HSBC fined £10.5million, which is nice
HSBC has been kicked square in the nuts with a fine of £10.5m fine by the Financial Services Authority for selling unsuitable products to almost 2,500 elderly people.
That's the largest penalty EVER doled out by the FSA for this type of breach.
Reports say that HSBC's NHFA subsidiary will also have to fork out £29.3m in compensation for the way it advised elderly customers to buy investment bonds. In many cases, instead of being something that was to be something of a nest-egg for their care, the five-year investment period for the bonds was longer than the individual customer's life expectancy. The average age of the conned customer was 83.

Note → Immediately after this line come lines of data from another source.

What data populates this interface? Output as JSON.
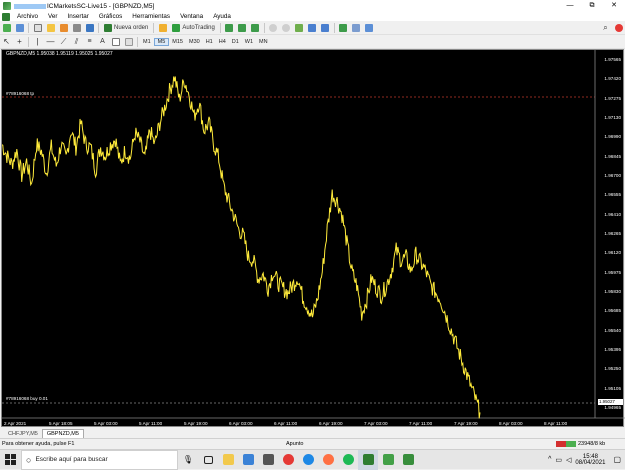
{
  "window": {
    "account_id_masked": "",
    "title_suffix": "ICMarketsSC-Live15 - [GBPNZD,M5]"
  },
  "window_controls": [
    "—",
    "⧉",
    "✕"
  ],
  "menu": [
    "Archivo",
    "Ver",
    "Insertar",
    "Gráficos",
    "Herramientas",
    "Ventana",
    "Ayuda"
  ],
  "toolbar": {
    "new_order": "Nueva orden",
    "autotrading": "AutoTrading"
  },
  "timeframes": [
    "M1",
    "M5",
    "M15",
    "M30",
    "H1",
    "H4",
    "D1",
    "W1",
    "MN"
  ],
  "active_timeframe": "M5",
  "chart": {
    "header": "GBPNZD,M5  1.95038 1.95119 1.95025 1.95027",
    "tp_label": "#78916068 tp",
    "buy_label": "#78916068 buy 0.01",
    "current_price": "1.95027",
    "y_ticks": [
      "1.97565",
      "1.97420",
      "1.97275",
      "1.97130",
      "1.96990",
      "1.96845",
      "1.96700",
      "1.96555",
      "1.96410",
      "1.96265",
      "1.96120",
      "1.95975",
      "1.95830",
      "1.95685",
      "1.95540",
      "1.95395",
      "1.95250",
      "1.95105",
      "1.94965"
    ],
    "x_ticks": [
      "2 Apr 2021",
      "5 Apr 18:05",
      "5 Apr 03:00",
      "5 Apr 11:00",
      "5 Apr 19:00",
      "6 Apr 03:00",
      "6 Apr 11:00",
      "6 Apr 19:00",
      "7 Apr 03:00",
      "7 Apr 11:00",
      "7 Apr 19:00",
      "8 Apr 03:00",
      "8 Apr 11:00"
    ]
  },
  "chart_data": {
    "type": "line",
    "series": [
      {
        "values": [
          1.969,
          1.9682,
          1.9676,
          1.9686,
          1.9668,
          1.9678,
          1.9662,
          1.969,
          1.9685,
          1.967,
          1.9688,
          1.9675,
          1.969,
          1.968,
          1.97,
          1.9688,
          1.9705,
          1.969,
          1.9688,
          1.9672,
          1.9688,
          1.9682,
          1.969,
          1.9694,
          1.9676,
          1.9686,
          1.968,
          1.9698,
          1.9692,
          1.968,
          1.97,
          1.969,
          1.9705,
          1.9716,
          1.9728,
          1.9738,
          1.9722,
          1.9736,
          1.9725,
          1.971,
          1.972,
          1.97,
          1.9705,
          1.969,
          1.968,
          1.966,
          1.965,
          1.964,
          1.963,
          1.9625,
          1.961,
          1.9608,
          1.9595,
          1.9598,
          1.9588,
          1.96,
          1.9592,
          1.9588,
          1.9585,
          1.959,
          1.9596,
          1.9582,
          1.9575,
          1.9568,
          1.958,
          1.96,
          1.963,
          1.9655,
          1.965,
          1.964,
          1.962,
          1.96,
          1.959,
          1.957,
          1.958,
          1.9595,
          1.9588,
          1.9583,
          1.959,
          1.96,
          1.9615,
          1.9608,
          1.961,
          1.96,
          1.9612,
          1.9606,
          1.96,
          1.959,
          1.9585,
          1.958,
          1.957,
          1.956,
          1.955,
          1.954,
          1.953,
          1.952,
          1.951,
          1.95
        ]
      }
    ],
    "ylim": [
      1.9496,
      1.9757
    ]
  },
  "tabs": [
    "CHFJPY,M5",
    "GBPNZD,M5"
  ],
  "active_tab": "GBPNZD,M5",
  "status": {
    "help": "Para obtener ayuda, pulse F1",
    "mode": "Apunto",
    "traffic": "23948/8 kb"
  },
  "taskbar": {
    "search_placeholder": "Escribe aquí para buscar",
    "time": "15:48",
    "date": "08/04/2021"
  }
}
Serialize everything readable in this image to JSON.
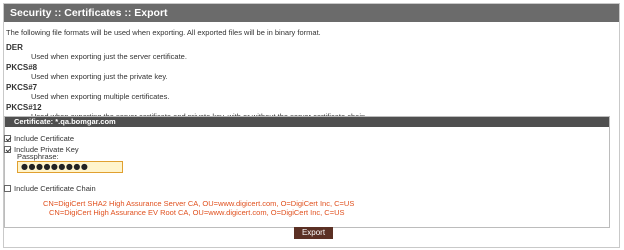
{
  "header": {
    "title": "Security :: Certificates :: Export"
  },
  "intro": "The following file formats will be used when exporting. All exported files will be in binary format.",
  "formats": [
    {
      "name": "DER",
      "desc": "Used when exporting just the server certificate."
    },
    {
      "name": "PKCS#8",
      "desc": "Used when exporting just the private key."
    },
    {
      "name": "PKCS#7",
      "desc": "Used when exporting multiple certificates."
    },
    {
      "name": "PKCS#12",
      "desc": "Used when exporting the server certificate and private key, with or without the server certificate chain."
    }
  ],
  "certificate": {
    "title": "Certificate: *.qa.bomgar.com",
    "include_certificate": {
      "label": "Include Certificate",
      "checked": true
    },
    "include_private_key": {
      "label": "Include Private Key",
      "checked": true
    },
    "passphrase_label": "Passphrase:",
    "passphrase_value": "●●●●●●●●●",
    "include_chain": {
      "label": "Include Certificate Chain",
      "checked": false
    },
    "chain": [
      "CN=DigiCert SHA2 High Assurance Server CA, OU=www.digicert.com, O=DigiCert Inc, C=US",
      "CN=DigiCert High Assurance EV Root CA, OU=www.digicert.com, O=DigiCert Inc, C=US"
    ]
  },
  "export_label": "Export",
  "colors": {
    "header": "#6b6b6b",
    "cert_title": "#4f4f4f",
    "chain_text": "#e0501e",
    "button": "#5b3024",
    "input_bg": "#fff4cc"
  }
}
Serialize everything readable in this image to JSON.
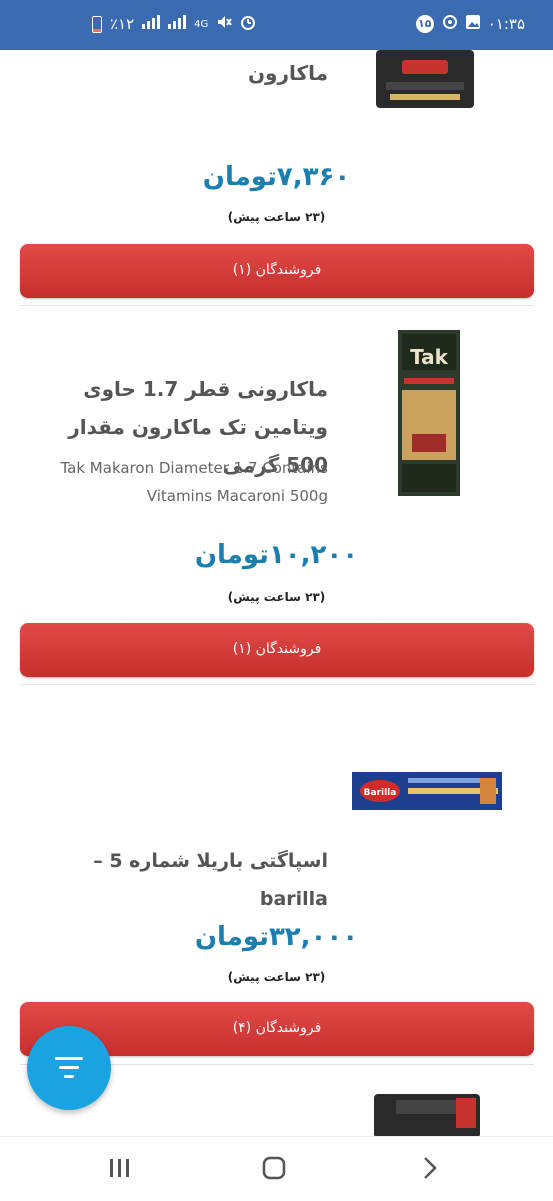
{
  "status_bar": {
    "time": "۰۱:۳۵",
    "badge": "۱۵",
    "signal_text": "4G",
    "battery_percent": "٪۱۲"
  },
  "products": [
    {
      "title": "ماکارون",
      "subtitle": "",
      "price": "۷,۳۶۰تومان",
      "time_ago": "(۲۳ ساعت پیش)",
      "sellers_label": "فروشندگان (۱)"
    },
    {
      "title": "ماکارونی قطر 1.7 حاوی ویتامین تک ماکارون مقدار 500 گرمی",
      "subtitle": "Tak Makaron Diameter 1.7 Contains Vitamins Macaroni 500g",
      "price": "۱۰,۲۰۰تومان",
      "time_ago": "(۲۳ ساعت پیش)",
      "sellers_label": "فروشندگان (۱)"
    },
    {
      "title": "اسپاگتی باریلا شماره 5 – barilla",
      "subtitle": "",
      "price": "۳۲,۰۰۰تومان",
      "time_ago": "(۲۳ ساعت پیش)",
      "sellers_label": "فروشندگان (۴)"
    }
  ],
  "colors": {
    "status_bar": "#3a6bb0",
    "price": "#1a7fb0",
    "button": "#d63c39",
    "fab": "#1aa3e0"
  },
  "icons": {
    "fab": "filter-icon",
    "nav_recent": "recent-apps-icon",
    "nav_home": "home-icon",
    "nav_back": "back-icon"
  }
}
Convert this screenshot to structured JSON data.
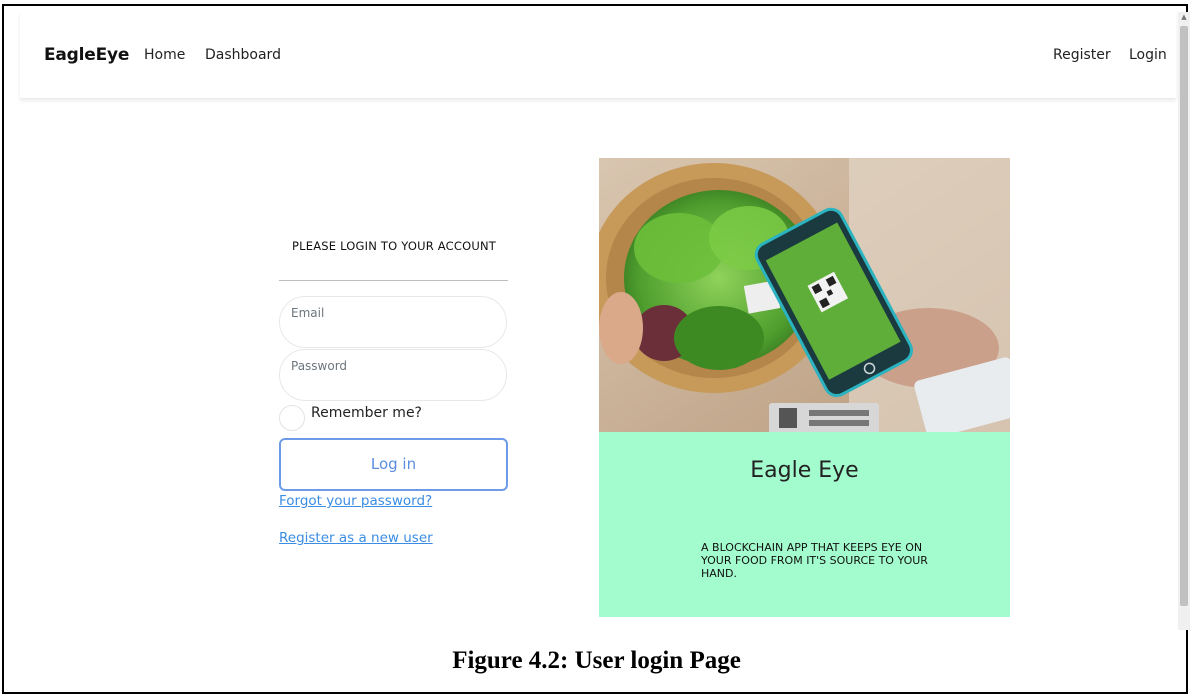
{
  "nav": {
    "brand": "EagleEye",
    "links": [
      "Home",
      "Dashboard"
    ],
    "right_links": [
      "Register",
      "Login"
    ]
  },
  "login": {
    "heading": "PLEASE LOGIN TO YOUR ACCOUNT",
    "email_label": "Email",
    "password_label": "Password",
    "remember_label": "Remember me?",
    "login_button": "Log in",
    "forgot_link": "Forgot your password?",
    "register_link": "Register as a new user"
  },
  "promo": {
    "title": "Eagle Eye",
    "text": "A BLOCKCHAIN APP THAT KEEPS EYE ON YOUR FOOD FROM IT'S SOURCE TO YOUR HAND."
  },
  "caption": "Figure 4.2: User login Page",
  "colors": {
    "promo_bg": "#a3fcce",
    "link": "#3b8de4",
    "button_border": "#6d9be8"
  }
}
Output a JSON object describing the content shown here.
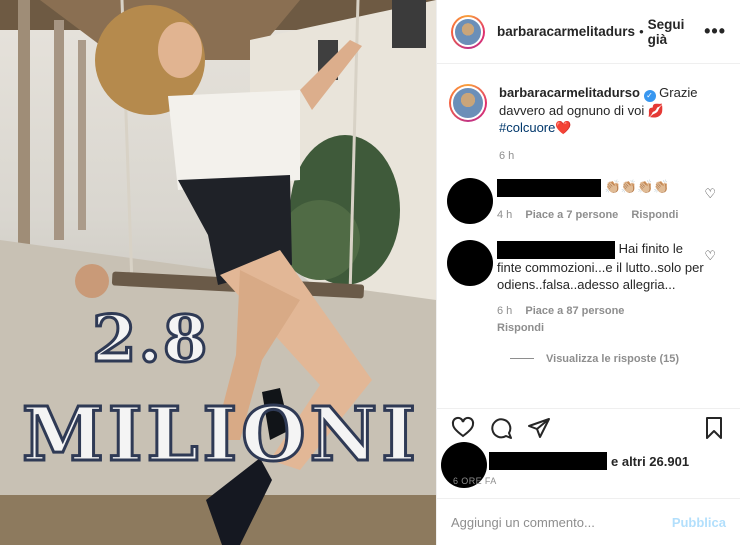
{
  "post": {
    "username": "barbaracarmelitadurso",
    "header_username": "barbaracarmelitadurs",
    "follow_label": "Segui già",
    "more_icon": "more-icon"
  },
  "image": {
    "overlay_number": "2.8",
    "overlay_word": "MILIONI"
  },
  "caption": {
    "username": "barbaracarmelitadurso",
    "text": "Grazie davvero ad ognuno di voi 💋",
    "hashtag": "#colcuore",
    "heart": "❤️",
    "time": "6 h"
  },
  "comments": [
    {
      "text": "👏🏼👏🏼👏🏼👏🏼",
      "time": "4 h",
      "likes": "Piace a 7 persone",
      "reply": "Rispondi"
    },
    {
      "text": "Hai finito le finte commozioni...e il lutto..solo per odiens..falsa..adesso allegria...",
      "time": "6 h",
      "likes": "Piace a 87 persone",
      "reply": "Rispondi",
      "view_replies": "Visualizza le risposte (15)"
    }
  ],
  "likes": {
    "text": "e altri 26.901"
  },
  "date": "6 ORE FA",
  "add_comment": {
    "placeholder": "Aggiungi un commento...",
    "publish": "Pubblica"
  },
  "colors": {
    "accent": "#3897f0",
    "publish_disabled": "#b2dffc",
    "heart": "#ed4956"
  }
}
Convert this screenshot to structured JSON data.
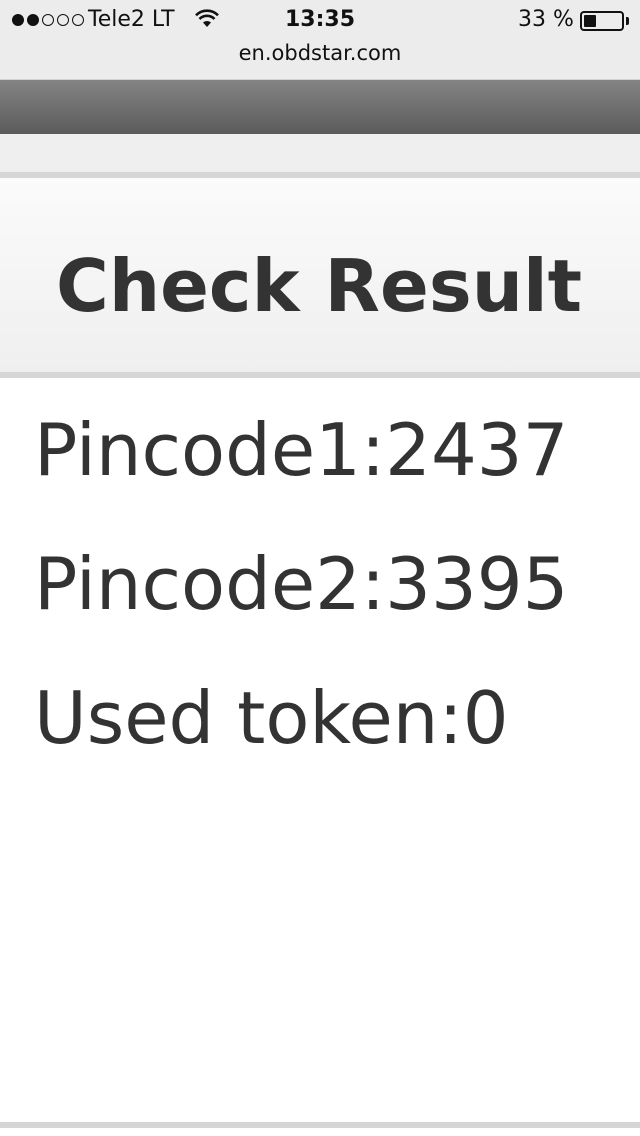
{
  "status_bar": {
    "carrier": "Tele2 LT",
    "signal_strength": 2,
    "signal_max": 5,
    "time": "13:35",
    "battery_percent": "33 %",
    "battery_level": 0.33,
    "url": "en.obdstar.com"
  },
  "page": {
    "title": "Check Result"
  },
  "results": [
    {
      "text": "Pincode1:2437"
    },
    {
      "text": "Pincode2:3395"
    },
    {
      "text": "Used token:0"
    }
  ],
  "colors": {
    "text": "#333333",
    "toolbar": "#6e6e6e",
    "divider": "#d6d6d6"
  }
}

The scale of the problem prompted Brian Robertson, chief executive of the UK arm of HSBC, to say he was "profoundly sorry". He added: "I can guarantee that every customer who is found to have not been treated fairly will not be disadvantaged."
The FSA said that "customers with shorter life expectancies had to make withdrawals from these investments sooner than is recommended" and reduced the capital faster than might have been the case if proper advice had been given. A review of a sample of customer files found unsuitable sales had been made to 87% of customers.
Tracey McDermott said of the NHFA: "It breached that trust to sell them unsuitable products. This type of behaviour undermines confidence in the financial services sector. HSBC, who owned NHFA, has now recognised the issues and taken steps to do the right thing. They have been given credit for that – but for some customers it will be too late.
"This penalty should serve as a warning to firms that they must have the right systems and controls in place to manage and identify risks when they acquire new businesses. A failure to do so can lead not only to detriment to their customers but to significant reputational and regulatory cost."